The Open Free Energy Consortium: Alchemistry for Everyone
Richard J Gowers1, Benjamin Ries1,2, Irfan Alibay1, David W. H. Swenson1 and Michael M. Henry1,3
1The Open Free Energy Consortium, Open Molecular Software Foundation, Davis, California 95616, United States
2Boehringer Ingelheim Pharma GmbH & Co KG, Medicinal Chemistry, Birkendorfer Str 65, 88397 Biberach an der Riss, Germany
3Computational and Systems Biology Program, Sloan Kettering Institute, Memorial Sloan Kettering Cancer Center, New York, NY, USA
Alchemical free energy methods have found tremendous success over the last few decades, becoming key components of drug discovery pipelines. Despite many and ongoing innovations in this area, with several methodological improvements published each year, it remains challenging to consistently run free energy campaigns using state-of-the-art tools and best practices. In many cases, doing so requires expert knowledge, and/or the use of expensive closed source software. The Open Free Energy Consortium (https://openfree.energy/) was created with the aim of addressing these issues. A joint effort between academic and industry partners, the consortium aims to create and maintain reproducible and extensible open source toolkits for running large scale free energy campaigns. The initial flagship product of the Open Free Energy Consortium is the OpenFE toolkit (https://github.com/OpenFreeEnergy/openfe/), a permissively licensed open-source Python framework to setup, calculate, and analyse relative binding free energies.

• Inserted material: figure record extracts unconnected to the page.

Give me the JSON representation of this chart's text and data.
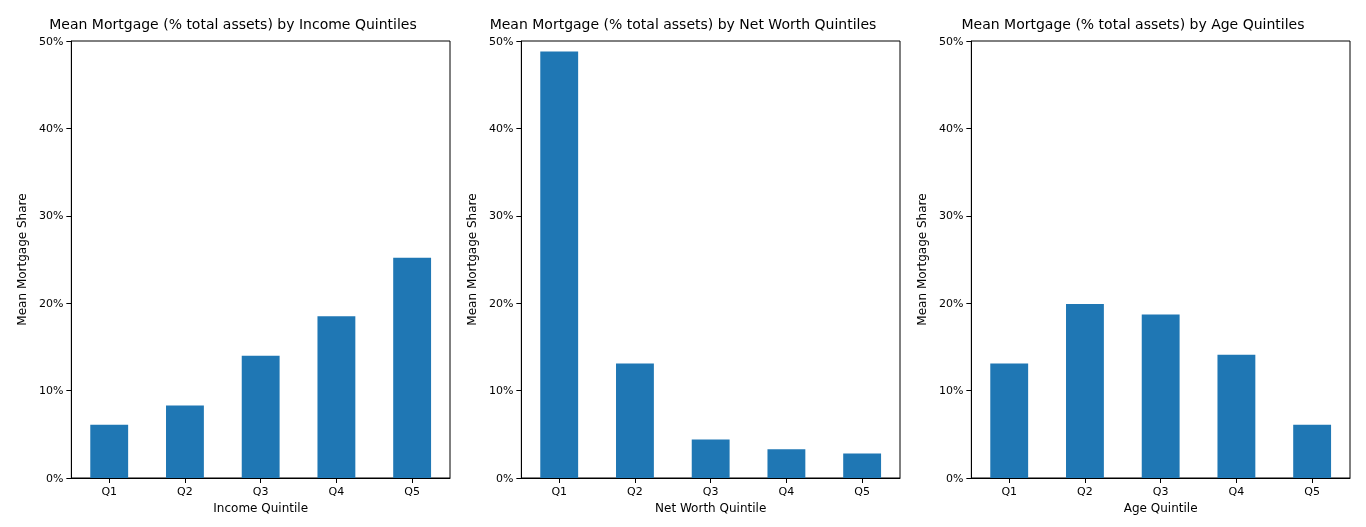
{
  "chart_data": [
    {
      "type": "bar",
      "title": "Mean Mortgage (% total assets) by Income Quintiles",
      "xlabel": "Income Quintile",
      "ylabel": "Mean Mortgage Share",
      "categories": [
        "Q1",
        "Q2",
        "Q3",
        "Q4",
        "Q5"
      ],
      "values": [
        6.1,
        8.3,
        14.0,
        18.5,
        25.2
      ],
      "color": "#1f77b4",
      "ylim": [
        0,
        50
      ],
      "yticks": [
        {
          "value": 0,
          "label": "0%"
        },
        {
          "value": 10,
          "label": "10%"
        },
        {
          "value": 20,
          "label": "20%"
        },
        {
          "value": 30,
          "label": "30%"
        },
        {
          "value": 40,
          "label": "40%"
        },
        {
          "value": 50,
          "label": "50%"
        }
      ],
      "grid": false
    },
    {
      "type": "bar",
      "title": "Mean Mortgage (% total assets) by Net Worth Quintiles",
      "xlabel": "Net Worth Quintile",
      "ylabel": "Mean Mortgage Share",
      "categories": [
        "Q1",
        "Q2",
        "Q3",
        "Q4",
        "Q5"
      ],
      "values": [
        48.8,
        13.1,
        4.4,
        3.3,
        2.8
      ],
      "color": "#1f77b4",
      "ylim": [
        0,
        50
      ],
      "yticks": [
        {
          "value": 0,
          "label": "0%"
        },
        {
          "value": 10,
          "label": "10%"
        },
        {
          "value": 20,
          "label": "20%"
        },
        {
          "value": 30,
          "label": "30%"
        },
        {
          "value": 40,
          "label": "40%"
        },
        {
          "value": 50,
          "label": "50%"
        }
      ],
      "grid": false
    },
    {
      "type": "bar",
      "title": "Mean Mortgage (% total assets) by Age Quintiles",
      "xlabel": "Age Quintile",
      "ylabel": "Mean Mortgage Share",
      "categories": [
        "Q1",
        "Q2",
        "Q3",
        "Q4",
        "Q5"
      ],
      "values": [
        13.1,
        19.9,
        18.7,
        14.1,
        6.1
      ],
      "color": "#1f77b4",
      "ylim": [
        0,
        50
      ],
      "yticks": [
        {
          "value": 0,
          "label": "0%"
        },
        {
          "value": 10,
          "label": "10%"
        },
        {
          "value": 20,
          "label": "20%"
        },
        {
          "value": 30,
          "label": "30%"
        },
        {
          "value": 40,
          "label": "40%"
        },
        {
          "value": 50,
          "label": "50%"
        }
      ],
      "grid": false
    }
  ]
}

In this contribution we will summarise the progress and outputs of the project after its first year of operation. First we present the first benchmark results of the OpenFE toolkit. We compare the accuracy of ΔΔG estimates for approximately 200 ligand transformations calculated using the OpenFE toolkit with the OpenMM molecular dynamics engine, against previously published benchmark systems. We also assess the relative compute performance and accuracy of various equilibrium and non-equilibrium methods, including Hamiltonian replica exchange, self-adjusted mixture sampling, and non-equilibrium switching. Finally, we detail next steps for the toolkit, including the addition of support for other molecular dynamics engines, absolute binding free energies, and the ongoing curation of protein-ligand free energy benchmarks.